The Polls Are Underestimating the Importance of Climate Change
Polls are underestimating the importance of climate change to the average American. Every election cycle, pollsters hone in on core issues top of mind for the American public. These topics can make or break the American family as parents are getting kids ready for school in the morning and trying to figure out how to pay their bills at night.
Traditionally, we call these “kitchen table” issues, and they encompass everything from the economy, to education, to housing, to health care. But this election season, our climate is driving decisions on where to live, how to consume, whether to rebuild, or even evacuate, for voters right now. What pollsters miss from their ranking of top issues is the fact that if we do not address climate change, every other major issue on the American mind will get worse.
Economic and scientific models paint a challenging future. In the era of the climate crisis, costs skyrocket as harvests fail from droughts and extreme heat. Insurance premiums explode as flood and fire risks become guarantees. Real estate values plummet as beach-front properties become submerged by the very beaches they once adorned. As climate change worsens, we can expect human health to take a toll from increased spread of infectious diseases, worsening air quality, and declining mental health from climate anxiety. We see a particular environmental justice burden on women, youth, and people of color, too.
The reality is that climate change is no longer a distant issue. We are living in the era of the climate crisis right now, and we are seeing alarming impacts across our nation. Fatal disasters like Hurricanes Helene and Milton have devastated the Southeast, with ocean warming exacerbating the severity of storms. Fire season continues to spread across the West, displacing thousands of Americans from their homes. At this point, none of this is novel, and Americans are constantly addressing these issues at home.
These intersecting crises have taken a toll on national morale. Young voters are feeling particularly disillusioned as a spring Harvard Poll found that only 9 percent of young Americans felt the nation was generally headed in the right direction. Meanwhile, a July survey from Climate Power found that two-thirds of voters consider extreme weather a kitchen table issue in their household.
As a leading progressive legislator and climate movement leader, we agree with that majority. Concepts of a plan are not enough when the American public is being berated with one climate disaster after the next. It is time to treat climate like the kitchen table issue it is, rather than confine it to the margins.
In the pages of her most recent policy plans, Vice President Kamala Harris is doing just that. As Evergreen Action recently synthesized, Harris has begun to formalize the connections between housing, health care, economics, and climate policy that the American public and climate movement have been making for decades.
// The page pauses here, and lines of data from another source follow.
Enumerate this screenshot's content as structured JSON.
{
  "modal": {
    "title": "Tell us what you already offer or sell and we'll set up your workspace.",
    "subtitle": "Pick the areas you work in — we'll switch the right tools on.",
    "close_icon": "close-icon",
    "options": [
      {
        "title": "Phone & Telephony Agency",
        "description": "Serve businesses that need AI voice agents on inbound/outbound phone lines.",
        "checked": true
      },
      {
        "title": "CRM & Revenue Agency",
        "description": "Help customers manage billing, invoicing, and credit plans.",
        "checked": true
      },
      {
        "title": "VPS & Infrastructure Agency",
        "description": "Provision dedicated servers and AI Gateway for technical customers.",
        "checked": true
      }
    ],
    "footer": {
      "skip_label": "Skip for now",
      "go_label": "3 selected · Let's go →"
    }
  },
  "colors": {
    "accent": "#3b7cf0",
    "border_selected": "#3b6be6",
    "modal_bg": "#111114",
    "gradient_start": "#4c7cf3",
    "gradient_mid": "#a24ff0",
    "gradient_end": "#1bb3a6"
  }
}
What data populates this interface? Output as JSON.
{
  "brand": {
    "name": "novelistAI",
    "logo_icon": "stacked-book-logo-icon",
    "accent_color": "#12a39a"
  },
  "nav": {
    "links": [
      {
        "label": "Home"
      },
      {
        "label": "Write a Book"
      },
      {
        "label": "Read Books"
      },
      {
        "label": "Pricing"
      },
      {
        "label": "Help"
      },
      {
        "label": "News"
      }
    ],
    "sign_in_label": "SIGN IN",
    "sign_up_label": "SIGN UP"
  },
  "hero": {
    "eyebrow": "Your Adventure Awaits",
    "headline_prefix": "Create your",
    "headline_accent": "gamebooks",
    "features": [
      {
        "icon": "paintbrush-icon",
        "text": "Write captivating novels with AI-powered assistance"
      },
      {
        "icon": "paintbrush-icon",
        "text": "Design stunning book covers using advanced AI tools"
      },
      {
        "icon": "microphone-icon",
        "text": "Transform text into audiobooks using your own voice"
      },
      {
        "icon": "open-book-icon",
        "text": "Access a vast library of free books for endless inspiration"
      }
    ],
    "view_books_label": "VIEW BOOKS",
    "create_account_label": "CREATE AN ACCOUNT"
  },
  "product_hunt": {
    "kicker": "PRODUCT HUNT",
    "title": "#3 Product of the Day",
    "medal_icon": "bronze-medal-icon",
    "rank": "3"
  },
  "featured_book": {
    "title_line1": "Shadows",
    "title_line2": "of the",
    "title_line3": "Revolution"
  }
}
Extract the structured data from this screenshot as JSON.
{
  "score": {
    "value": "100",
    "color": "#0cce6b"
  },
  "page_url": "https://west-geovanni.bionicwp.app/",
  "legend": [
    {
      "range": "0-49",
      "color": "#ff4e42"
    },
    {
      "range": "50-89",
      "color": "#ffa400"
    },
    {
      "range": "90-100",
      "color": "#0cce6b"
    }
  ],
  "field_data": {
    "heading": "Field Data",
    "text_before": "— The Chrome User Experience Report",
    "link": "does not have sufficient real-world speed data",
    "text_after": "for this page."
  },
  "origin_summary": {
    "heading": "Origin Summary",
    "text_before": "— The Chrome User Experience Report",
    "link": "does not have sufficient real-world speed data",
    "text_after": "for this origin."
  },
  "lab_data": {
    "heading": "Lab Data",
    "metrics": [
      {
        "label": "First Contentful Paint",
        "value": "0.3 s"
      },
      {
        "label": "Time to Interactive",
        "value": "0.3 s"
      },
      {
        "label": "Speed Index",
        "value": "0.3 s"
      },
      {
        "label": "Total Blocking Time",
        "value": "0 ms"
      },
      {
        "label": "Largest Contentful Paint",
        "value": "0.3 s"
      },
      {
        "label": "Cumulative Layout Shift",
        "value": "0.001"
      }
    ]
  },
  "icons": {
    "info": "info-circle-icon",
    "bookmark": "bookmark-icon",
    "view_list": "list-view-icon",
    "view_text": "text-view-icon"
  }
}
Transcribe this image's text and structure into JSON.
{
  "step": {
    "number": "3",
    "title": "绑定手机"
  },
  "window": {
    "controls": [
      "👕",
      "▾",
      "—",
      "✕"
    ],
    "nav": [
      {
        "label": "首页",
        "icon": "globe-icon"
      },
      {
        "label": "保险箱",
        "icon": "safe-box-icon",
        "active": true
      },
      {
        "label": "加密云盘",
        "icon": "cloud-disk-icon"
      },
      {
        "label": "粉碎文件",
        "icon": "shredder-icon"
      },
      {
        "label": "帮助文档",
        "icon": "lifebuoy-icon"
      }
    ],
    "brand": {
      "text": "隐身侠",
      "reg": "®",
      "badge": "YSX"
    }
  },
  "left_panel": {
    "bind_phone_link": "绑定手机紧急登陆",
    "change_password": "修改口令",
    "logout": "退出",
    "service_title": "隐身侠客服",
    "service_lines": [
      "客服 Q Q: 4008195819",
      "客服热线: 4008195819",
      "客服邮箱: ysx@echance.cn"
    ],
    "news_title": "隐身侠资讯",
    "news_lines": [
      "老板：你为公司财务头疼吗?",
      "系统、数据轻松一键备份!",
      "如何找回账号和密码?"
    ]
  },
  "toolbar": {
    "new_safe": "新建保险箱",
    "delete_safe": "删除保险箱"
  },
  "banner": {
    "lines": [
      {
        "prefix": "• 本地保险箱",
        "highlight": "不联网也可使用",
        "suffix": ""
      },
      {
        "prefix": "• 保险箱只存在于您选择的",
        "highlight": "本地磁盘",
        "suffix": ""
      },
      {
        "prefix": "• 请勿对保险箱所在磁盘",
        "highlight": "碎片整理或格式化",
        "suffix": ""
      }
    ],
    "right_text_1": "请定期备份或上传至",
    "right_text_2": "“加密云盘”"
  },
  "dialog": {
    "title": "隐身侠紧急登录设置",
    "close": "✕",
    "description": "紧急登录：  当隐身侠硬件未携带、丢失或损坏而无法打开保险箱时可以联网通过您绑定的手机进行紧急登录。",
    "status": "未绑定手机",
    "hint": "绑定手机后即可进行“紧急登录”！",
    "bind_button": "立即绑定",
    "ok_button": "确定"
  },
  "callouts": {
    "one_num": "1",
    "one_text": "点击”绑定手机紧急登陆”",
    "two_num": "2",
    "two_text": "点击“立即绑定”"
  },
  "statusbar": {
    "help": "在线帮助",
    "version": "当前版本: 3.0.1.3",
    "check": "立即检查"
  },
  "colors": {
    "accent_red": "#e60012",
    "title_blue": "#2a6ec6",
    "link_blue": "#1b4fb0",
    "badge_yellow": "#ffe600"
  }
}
For example, her new economic plan advocates for “America Forward” tax incentives that promote cleaner steel and cement, protecting jobs for American unions while simultaneously reorienting our industrial sector around decarbonization. Her housing policy would build 1.2 million units of affordable, energy-efficient homes, expanding American housing access while cutting back on energy consumption. Finally, her plan ties health care, child care, and education to our green future, affirming the fact that we can only raise safe, happy, healthy, children if we protect a planet that fosters those conditions.
In each of these policies, Harris makes a bold step toward centering climate as a major issue this election cycle, as core to the American voter as the schools their children attend and the price of their grocery store haul.
It might seem odd to see a congressman and an activist team up on an essay like this. In some ways, we’re opposites. One of us is on the ground mobilizing a grassroots movement of voters around a systemic climate agenda. The other is a member of Congress representing Silicon Valley, working within the system to affect national change and drive clean tech innovation.
But we are both fighting for bold action on inequality and climate. For both of us, the climate crisis is personal. Like Harris, we are both South Asian, and our communities are experiencing disproportionate environmental justice burdens as disasters unfold. We are unified in acknowledging that we can no longer hesitate on climate action. Together, we are pushing for top-down and bottom-up systemic change.
And that starts with changing our national discourse so that it truly reflects the reality of everyday Americans. Climate justice frames every other issue on the ballot this fall.
The tough decisions that climate change is forcing on American families are not an inevitability or an abstraction. They’re real, they’re ubiquitous, and they’re actively unfolding. We need to start legislating — and voting — accordingly.
In this election, one candidate has a history of fighting for climate justice. The other is deep in the pockets of the oil industry, selling out the American public for campaign contributions. Harris has made great strides on climate policy, and voters should keep pushing her to keep it front and center: right on the kitchen table, where it has already emerged.